Sleuth supports feature flags as a first class form of change. Because feature flag changes have just as much power to affect failure as code changes feature flag changes are included in your change failure rate calculations. Sleuth's deploy verification applies to flag changes in the same way it applies to code deploys.
Every deployment, feature flags included, has an advanced setting that allows you to exclude it from impact collection. If this is enabled then feature flags will not affect your change failure rate.

Setting up change failure

Sleuth's change failure is calculated at the Project level. By default Sleuth considers any deploys marked as Unhealthy as a failure. You can change the failure level in your project settings. If your team would only like to count Incidents as failure then set the failure level to Incident.
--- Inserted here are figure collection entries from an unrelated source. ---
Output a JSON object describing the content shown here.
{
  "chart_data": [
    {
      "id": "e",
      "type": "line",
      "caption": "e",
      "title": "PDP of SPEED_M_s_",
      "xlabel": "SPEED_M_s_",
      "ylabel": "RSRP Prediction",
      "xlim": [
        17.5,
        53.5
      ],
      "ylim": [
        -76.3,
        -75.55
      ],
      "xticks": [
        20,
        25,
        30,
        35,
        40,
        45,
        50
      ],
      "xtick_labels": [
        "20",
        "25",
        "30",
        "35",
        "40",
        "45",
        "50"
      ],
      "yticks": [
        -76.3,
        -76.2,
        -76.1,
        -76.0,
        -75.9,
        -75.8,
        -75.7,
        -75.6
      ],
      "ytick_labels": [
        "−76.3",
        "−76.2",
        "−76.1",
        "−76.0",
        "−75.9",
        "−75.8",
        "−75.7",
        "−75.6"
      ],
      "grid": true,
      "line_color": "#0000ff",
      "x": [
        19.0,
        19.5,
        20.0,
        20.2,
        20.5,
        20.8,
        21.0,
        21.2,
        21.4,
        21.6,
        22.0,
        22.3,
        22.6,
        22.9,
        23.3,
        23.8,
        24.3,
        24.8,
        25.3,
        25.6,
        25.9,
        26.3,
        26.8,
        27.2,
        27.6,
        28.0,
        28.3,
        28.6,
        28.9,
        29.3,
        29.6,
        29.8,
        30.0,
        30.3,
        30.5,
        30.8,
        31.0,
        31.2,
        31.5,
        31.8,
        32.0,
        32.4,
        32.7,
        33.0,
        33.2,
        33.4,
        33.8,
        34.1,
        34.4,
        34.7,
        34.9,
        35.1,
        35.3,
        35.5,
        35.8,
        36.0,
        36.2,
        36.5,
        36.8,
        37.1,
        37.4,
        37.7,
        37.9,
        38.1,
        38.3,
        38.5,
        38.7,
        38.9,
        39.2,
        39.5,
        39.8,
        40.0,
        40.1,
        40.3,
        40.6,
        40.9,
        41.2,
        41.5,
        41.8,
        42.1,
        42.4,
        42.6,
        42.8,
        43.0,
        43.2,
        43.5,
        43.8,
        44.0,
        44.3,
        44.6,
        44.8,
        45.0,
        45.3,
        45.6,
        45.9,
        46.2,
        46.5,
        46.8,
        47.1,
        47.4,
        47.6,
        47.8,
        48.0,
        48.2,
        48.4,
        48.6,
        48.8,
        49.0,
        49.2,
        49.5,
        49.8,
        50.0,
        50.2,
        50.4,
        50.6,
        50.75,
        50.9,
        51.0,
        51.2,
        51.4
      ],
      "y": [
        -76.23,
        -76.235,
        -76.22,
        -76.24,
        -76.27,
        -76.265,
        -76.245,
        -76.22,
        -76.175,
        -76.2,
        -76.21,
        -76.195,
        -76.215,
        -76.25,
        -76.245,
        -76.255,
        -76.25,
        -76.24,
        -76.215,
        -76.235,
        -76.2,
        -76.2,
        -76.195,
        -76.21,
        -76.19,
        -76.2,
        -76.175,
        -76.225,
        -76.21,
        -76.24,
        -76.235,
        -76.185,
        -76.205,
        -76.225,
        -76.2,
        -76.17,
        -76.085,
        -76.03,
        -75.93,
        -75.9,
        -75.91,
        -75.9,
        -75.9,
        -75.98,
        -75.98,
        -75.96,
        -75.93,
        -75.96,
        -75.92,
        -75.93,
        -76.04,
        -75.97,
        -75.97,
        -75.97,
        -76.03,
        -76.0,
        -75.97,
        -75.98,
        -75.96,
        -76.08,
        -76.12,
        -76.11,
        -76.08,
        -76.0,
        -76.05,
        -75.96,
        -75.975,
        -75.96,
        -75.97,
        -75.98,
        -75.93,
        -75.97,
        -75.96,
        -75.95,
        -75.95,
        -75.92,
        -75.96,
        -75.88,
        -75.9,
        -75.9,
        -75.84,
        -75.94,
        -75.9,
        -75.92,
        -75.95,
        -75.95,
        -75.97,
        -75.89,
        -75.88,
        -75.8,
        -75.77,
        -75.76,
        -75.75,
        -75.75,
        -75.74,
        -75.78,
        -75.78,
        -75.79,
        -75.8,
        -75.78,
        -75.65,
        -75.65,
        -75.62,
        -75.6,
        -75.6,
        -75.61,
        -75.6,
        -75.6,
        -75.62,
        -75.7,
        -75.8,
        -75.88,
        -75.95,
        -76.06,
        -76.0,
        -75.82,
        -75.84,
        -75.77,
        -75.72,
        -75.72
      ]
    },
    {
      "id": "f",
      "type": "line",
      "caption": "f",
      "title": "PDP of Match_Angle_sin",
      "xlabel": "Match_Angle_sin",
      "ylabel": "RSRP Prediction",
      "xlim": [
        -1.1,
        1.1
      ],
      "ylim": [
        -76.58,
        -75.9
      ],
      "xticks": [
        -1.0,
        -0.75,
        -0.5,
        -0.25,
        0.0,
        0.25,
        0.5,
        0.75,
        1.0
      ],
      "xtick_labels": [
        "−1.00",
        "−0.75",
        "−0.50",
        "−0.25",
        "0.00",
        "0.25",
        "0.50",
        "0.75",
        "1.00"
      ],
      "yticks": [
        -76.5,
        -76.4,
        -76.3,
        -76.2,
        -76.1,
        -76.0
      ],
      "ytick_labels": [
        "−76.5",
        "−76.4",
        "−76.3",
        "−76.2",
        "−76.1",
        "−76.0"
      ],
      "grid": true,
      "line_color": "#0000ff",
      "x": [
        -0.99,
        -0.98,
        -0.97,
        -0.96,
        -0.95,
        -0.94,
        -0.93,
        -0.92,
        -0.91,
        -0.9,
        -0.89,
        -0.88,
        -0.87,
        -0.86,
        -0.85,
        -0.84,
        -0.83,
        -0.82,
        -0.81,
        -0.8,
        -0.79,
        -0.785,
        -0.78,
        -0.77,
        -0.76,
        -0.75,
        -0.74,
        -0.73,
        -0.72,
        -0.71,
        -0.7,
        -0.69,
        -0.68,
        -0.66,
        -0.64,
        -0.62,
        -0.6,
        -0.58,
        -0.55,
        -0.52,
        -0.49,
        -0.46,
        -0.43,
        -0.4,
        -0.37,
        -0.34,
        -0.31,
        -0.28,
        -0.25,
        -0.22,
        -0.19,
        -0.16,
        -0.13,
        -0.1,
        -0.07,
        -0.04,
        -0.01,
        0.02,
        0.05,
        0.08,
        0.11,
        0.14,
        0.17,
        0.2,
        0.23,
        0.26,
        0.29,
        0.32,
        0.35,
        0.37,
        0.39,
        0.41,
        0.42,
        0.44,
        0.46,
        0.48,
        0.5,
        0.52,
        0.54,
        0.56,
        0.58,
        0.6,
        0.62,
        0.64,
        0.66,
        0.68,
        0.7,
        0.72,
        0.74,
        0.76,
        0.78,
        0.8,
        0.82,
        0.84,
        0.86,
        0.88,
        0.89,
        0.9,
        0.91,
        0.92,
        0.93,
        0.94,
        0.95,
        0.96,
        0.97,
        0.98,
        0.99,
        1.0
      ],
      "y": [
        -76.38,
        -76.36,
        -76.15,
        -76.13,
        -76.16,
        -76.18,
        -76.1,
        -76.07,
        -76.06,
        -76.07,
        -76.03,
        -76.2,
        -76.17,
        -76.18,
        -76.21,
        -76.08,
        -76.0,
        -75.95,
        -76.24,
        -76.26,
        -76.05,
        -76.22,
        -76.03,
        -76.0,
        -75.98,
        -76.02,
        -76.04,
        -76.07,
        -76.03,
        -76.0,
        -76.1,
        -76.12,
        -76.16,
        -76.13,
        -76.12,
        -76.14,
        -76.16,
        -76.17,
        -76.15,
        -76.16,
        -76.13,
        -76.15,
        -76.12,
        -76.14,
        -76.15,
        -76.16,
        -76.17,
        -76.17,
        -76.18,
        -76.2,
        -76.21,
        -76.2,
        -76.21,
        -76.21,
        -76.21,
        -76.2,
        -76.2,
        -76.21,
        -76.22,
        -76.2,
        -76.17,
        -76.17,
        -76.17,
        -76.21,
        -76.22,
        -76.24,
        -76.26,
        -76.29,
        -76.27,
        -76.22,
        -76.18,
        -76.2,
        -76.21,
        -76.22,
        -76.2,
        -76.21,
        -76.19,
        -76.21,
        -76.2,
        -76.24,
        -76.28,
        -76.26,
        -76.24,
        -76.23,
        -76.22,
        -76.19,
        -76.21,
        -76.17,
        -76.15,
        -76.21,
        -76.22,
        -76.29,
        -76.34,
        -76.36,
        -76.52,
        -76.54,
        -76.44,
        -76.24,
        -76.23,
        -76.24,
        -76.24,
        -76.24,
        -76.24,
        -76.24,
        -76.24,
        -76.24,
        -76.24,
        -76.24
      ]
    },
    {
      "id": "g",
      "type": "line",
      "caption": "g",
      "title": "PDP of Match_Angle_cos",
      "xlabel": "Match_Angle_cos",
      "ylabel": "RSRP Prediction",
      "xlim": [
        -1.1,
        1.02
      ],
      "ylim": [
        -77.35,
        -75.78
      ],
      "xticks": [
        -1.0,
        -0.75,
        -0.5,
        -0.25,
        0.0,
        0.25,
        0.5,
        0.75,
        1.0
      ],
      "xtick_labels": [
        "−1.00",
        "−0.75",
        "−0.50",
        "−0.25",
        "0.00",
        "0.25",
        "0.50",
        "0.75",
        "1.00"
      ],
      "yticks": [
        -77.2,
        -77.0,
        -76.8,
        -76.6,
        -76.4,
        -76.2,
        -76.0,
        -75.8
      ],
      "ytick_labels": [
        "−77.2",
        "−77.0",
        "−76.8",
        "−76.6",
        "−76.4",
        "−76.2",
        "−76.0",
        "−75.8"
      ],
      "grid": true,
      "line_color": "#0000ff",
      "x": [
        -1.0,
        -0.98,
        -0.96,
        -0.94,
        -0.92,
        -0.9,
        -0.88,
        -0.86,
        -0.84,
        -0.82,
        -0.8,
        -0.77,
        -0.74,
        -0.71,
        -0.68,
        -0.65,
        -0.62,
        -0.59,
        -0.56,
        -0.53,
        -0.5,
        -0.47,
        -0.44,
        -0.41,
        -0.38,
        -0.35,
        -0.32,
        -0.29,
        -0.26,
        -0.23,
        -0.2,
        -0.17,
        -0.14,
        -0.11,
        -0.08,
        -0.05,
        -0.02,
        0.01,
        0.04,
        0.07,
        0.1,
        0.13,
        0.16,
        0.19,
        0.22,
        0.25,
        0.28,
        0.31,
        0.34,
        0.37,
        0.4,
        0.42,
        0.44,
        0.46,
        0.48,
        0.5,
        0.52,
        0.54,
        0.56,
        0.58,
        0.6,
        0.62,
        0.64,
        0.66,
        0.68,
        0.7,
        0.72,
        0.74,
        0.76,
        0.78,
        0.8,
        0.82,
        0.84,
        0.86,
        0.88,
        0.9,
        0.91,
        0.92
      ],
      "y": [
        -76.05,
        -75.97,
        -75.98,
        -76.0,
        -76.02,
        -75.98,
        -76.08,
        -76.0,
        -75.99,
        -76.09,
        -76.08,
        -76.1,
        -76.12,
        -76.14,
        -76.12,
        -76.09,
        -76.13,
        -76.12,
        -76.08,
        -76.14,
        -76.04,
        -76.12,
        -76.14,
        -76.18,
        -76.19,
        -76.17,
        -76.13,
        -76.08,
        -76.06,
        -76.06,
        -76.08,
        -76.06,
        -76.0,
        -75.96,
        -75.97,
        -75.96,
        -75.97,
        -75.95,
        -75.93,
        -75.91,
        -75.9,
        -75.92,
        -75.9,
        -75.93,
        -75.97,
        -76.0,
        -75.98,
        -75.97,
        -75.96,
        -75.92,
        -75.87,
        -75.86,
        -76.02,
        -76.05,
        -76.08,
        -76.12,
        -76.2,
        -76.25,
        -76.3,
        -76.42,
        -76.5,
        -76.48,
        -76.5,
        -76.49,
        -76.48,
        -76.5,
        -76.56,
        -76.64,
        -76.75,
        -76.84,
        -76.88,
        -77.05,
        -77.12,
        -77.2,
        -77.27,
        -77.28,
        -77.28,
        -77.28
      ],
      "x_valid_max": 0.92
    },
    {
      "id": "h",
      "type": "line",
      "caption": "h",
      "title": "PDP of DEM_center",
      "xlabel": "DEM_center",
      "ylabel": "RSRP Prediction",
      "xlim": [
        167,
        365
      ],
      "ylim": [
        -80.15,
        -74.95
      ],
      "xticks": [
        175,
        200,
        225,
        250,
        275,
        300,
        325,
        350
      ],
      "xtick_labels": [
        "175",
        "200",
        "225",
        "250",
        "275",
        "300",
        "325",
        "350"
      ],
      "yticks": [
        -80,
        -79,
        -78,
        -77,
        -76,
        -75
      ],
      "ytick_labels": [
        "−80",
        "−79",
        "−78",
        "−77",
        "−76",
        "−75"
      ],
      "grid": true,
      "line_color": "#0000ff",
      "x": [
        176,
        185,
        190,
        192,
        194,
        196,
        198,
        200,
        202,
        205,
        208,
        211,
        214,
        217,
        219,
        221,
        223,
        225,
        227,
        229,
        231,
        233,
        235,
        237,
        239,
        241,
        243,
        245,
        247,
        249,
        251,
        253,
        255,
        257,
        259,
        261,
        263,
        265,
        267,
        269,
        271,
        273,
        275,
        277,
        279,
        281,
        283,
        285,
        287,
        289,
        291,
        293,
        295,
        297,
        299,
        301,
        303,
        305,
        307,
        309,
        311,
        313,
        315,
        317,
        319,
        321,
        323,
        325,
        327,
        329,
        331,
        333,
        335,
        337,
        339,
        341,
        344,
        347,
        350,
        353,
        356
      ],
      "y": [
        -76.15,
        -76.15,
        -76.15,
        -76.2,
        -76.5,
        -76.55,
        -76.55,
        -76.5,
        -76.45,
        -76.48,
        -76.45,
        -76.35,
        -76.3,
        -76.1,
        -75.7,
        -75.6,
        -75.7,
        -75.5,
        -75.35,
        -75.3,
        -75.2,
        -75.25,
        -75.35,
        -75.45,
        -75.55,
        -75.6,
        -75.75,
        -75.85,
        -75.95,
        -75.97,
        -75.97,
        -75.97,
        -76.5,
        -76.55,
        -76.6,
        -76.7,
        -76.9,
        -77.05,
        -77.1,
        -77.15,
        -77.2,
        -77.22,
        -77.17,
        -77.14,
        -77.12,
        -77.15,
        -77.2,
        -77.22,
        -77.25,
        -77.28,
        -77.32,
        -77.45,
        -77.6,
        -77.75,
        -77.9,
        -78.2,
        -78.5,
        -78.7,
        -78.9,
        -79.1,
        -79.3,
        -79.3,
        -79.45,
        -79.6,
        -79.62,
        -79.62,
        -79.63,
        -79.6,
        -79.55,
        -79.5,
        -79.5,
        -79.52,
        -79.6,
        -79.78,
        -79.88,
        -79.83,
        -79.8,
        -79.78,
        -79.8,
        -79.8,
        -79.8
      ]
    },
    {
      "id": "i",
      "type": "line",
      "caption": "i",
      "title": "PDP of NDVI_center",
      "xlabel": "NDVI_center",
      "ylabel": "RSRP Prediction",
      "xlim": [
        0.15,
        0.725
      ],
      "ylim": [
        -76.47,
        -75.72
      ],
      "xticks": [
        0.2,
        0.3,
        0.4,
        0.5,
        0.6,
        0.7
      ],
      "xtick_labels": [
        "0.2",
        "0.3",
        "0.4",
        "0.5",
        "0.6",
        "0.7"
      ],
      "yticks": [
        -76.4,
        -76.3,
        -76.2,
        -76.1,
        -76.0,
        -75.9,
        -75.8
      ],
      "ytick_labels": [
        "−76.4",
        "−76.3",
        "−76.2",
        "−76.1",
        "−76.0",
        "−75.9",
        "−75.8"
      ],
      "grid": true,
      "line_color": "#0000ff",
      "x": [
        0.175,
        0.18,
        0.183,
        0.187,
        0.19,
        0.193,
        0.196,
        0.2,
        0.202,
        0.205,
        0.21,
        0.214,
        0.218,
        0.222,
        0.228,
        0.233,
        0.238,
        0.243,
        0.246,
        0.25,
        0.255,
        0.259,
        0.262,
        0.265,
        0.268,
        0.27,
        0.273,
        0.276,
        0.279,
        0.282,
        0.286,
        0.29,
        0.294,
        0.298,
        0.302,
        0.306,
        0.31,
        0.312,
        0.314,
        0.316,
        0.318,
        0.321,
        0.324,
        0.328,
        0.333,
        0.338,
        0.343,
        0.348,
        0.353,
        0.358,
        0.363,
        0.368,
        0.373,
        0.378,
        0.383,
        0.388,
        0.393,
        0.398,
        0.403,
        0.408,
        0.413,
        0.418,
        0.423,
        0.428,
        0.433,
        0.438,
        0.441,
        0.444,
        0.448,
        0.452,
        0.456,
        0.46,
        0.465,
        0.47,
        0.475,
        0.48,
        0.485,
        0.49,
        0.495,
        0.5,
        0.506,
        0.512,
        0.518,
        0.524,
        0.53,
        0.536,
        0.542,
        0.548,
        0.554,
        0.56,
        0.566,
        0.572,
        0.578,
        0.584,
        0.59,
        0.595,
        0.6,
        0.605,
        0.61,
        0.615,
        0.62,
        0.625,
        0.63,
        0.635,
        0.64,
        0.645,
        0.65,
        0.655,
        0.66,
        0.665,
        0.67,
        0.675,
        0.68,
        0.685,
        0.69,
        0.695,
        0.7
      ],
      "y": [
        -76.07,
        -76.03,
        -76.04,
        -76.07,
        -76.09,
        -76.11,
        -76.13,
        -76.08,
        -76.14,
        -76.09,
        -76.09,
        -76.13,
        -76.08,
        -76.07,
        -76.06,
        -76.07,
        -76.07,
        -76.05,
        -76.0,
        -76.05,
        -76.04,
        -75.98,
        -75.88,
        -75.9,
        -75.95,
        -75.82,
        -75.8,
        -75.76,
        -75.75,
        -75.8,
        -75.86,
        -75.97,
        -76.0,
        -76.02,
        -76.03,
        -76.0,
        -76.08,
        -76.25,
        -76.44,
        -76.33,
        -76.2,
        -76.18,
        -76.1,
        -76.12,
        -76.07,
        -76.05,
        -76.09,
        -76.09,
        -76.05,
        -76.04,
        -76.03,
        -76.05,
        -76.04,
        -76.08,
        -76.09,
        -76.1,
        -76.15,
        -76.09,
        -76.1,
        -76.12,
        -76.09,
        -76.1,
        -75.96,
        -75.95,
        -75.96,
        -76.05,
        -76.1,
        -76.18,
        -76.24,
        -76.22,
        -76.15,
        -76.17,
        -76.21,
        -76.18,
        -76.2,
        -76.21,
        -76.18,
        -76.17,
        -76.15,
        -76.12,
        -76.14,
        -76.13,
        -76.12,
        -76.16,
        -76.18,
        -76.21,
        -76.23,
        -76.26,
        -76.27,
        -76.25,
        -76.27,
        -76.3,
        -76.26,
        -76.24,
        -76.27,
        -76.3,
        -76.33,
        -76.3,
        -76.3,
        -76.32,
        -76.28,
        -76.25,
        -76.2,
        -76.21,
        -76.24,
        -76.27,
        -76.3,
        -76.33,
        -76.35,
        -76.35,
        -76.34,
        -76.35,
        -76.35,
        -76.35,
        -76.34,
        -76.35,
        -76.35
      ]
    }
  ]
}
Sleuth's deploy verification allows you to integrate error trackers, such as Sentry and Rollbar, metrics trackers, like AWS CloudWatch and Datadog and incident trackers, like Statuspage and Pagerduty (coming soon). When Sleuth auto-verifies a deploy as Unhealthy that deploy is considered a failure. Setting a deploy to Unhealthy manually will also be considered a failure. Sleuth also supports code deploy rollbacks. Rolled back deploys also count as change failure.
When configuring change failure rate you'll want to determine what failure means to your team. Sleuth is flexible and supports most definitions your team can conceive of. But keep in mind the data you get out about failure is only as good as that that you put in.